"What did the man look like who was shot on the tree?" he asked.

"He was my age, and had a heavy mustache," replied Reuben Atwood; and the lad's mind was relieved.

It was considered expedient to start while the five survivors of the enemy were scattered, and before they could get together. Three horses had been killed in the assault—they being in direct range—and a fourth was so badly crippled as to be useless. The five that remained were just enough for the party, now reduced by two.

While the men gathered up what muskets, ammunition, and other stuff had fallen into their hands, Barnabas dressed Nathan's skin-wound and squeezed his clothes partly dry. Once in the saddle the lad felt quite himself again, though he shuddered frequently to think of his narrow escape.

The victory was not without its sting. Poor Lindsay and Jones had answered their last summons, and the bodies had to be left where they had fallen. Their comrades would gladly have buried them, but duty to the imperiled settlers at Wyoming forbade a moment's delay.
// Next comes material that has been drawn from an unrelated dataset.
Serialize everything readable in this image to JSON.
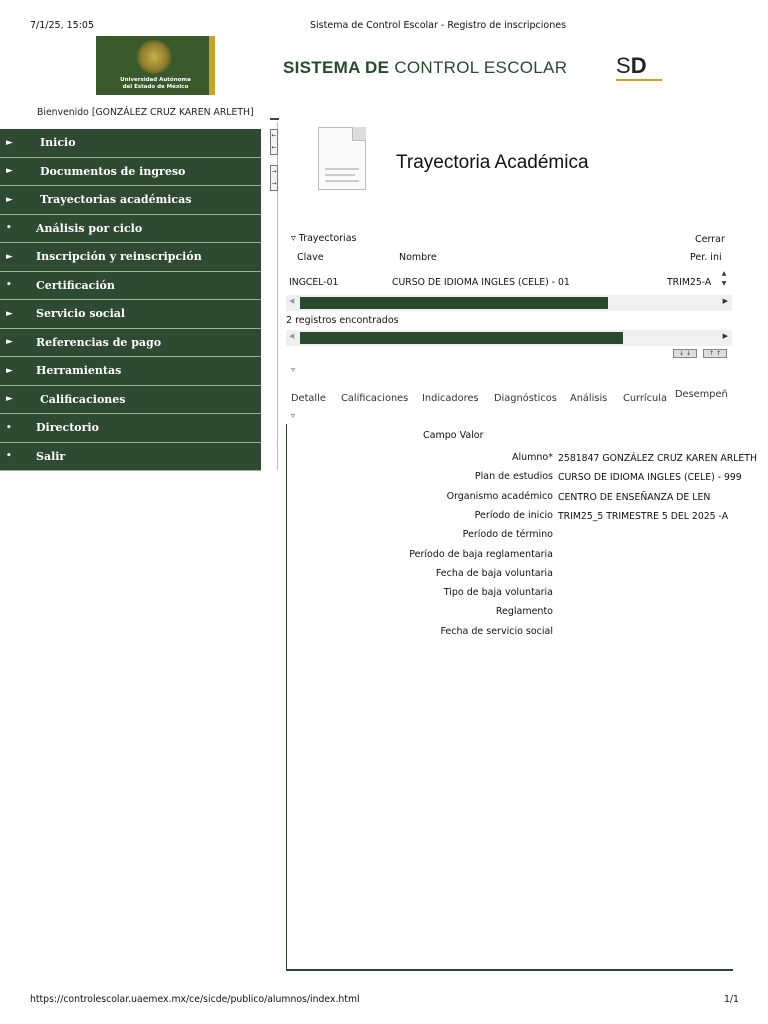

The sun was just peeping above the horizon when the little band mounted the captured horses and rode away from the scene of death and bloodshed. For the first two miles they kept close watch as they trotted along the bridle-road, and then, the chance of a surprise being now past, they urged their steeds to a gallop.

But the country was very rugged, and the road winding, and it was necessary to walk or trot the horses much of the way. So it was close to nine o'clock of the morning when the travelers rode out on the elevated crest of the mountainous plateau, and beheld the lovely Wyoming Valley spread out before them in the soft July sunlight.

Here was the Susquehanna winding in a silver loop from mountain gap to mountain gap. There, a little to the westward, the hamlet of Wilkesbarre nestled at the base of the hills. Farther east the stockade of Forty Fort rose from the opposite lying bank of the river, and the flag was still fluttering from its staff.